Previously I linked to an article that discussed rates of misdiagnosis. The article noted how high the rates are and that they occur in a variety of settings – emergency departments, outpatient settings such as your doctor’s office, and inpatient settings. This most recent article looks at the emergency department and noted that there are several types of diagnoses that are most often wrong, Things like heart attacks, strokes and some other diseases may be missed and felt to be something different or less serious. When this happens a needed treatment may not be given. These misdiagnosis can be made by excellent doctors when they weigh what the patient says, the physical findings and a variety of test results. They then consider the different disease that may cause these symptoms and decide on a course of action. But they may be wrong. For example they may think the pain in your abdomen is something like an ulcer, but it turns out to be a heart attack. In this case the doctor misdiagnosed you and because you did not get proper and timely treatment, you could get much sicker.

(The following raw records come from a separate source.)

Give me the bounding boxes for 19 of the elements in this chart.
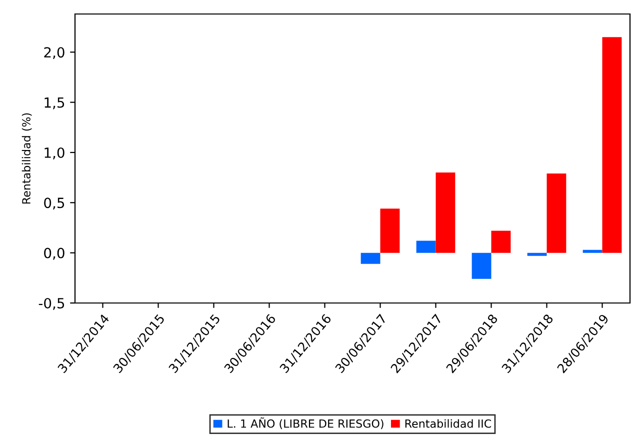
bar [527,252,547,256]
y-axis-title: Rentabilidad (%) [22,113,32,204]
bar [491,230,511,253]
y-tick-label: 1,5 [44,97,64,110]
bar [582,250,602,253]
bar [380,208,400,253]
bar [546,174,566,253]
bar [416,240,436,253]
bar [472,252,492,279]
y-tick-label: 1,0 [44,147,64,160]
y-tick-label: 0,0 [44,248,64,260]
legend-label: L. 1 AÑO (LIBRE DE RIESGO) [228,417,384,430]
bar [360,252,380,264]
bar [602,37,622,253]
bar [436,172,456,253]
legend-label: Rentabilidad IIC [405,419,492,428]
y-tick-label: -0,5 [38,298,64,310]
y-tick-label: 0,5 [44,198,64,210]
y-tick-label: 2,0 [44,47,64,60]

When discussing a medical error, it has been described as follows by two leaders in the field of patient safety. Medical error: the failure of a planned action to be completed as intended (an error of execution) or the use of a wrong plan to achieve an aim (an error of planning) (James Reason, 1990). An unintended act (either of omission or commission) or one that does not achieve its intended outcome (Lucian Leape, 1994). An example of a medical error meeting these definitions would be accidentally giving a patient a medication they are allergic to. Another example would be doing a planned surgery, but doing the surgery on the wrong side of the body. And crafting a plan of action to treat a patient for pneumonia when they actually have a blood clot in the lung would seem to fit into the idea of “using the wrong plan to achieve an aim”.
When trying to build a safer health system it is important that people are not blamed for making errors so that they are willing to talk about the events that happened. Plus, many errors have system related problems that contribute to the error. For example, if you are forced to work long shifts with overtime, exhaustion can contribute to errors. An important thing to remember about errors, including misdiagnosis, is that they are not intentional. When we make people feel shame and fear for unintentional errors, they may try to hide them. This makes it much harder try and improve the systems and training that people in health care get so that overtime we can reduce instances of medical error.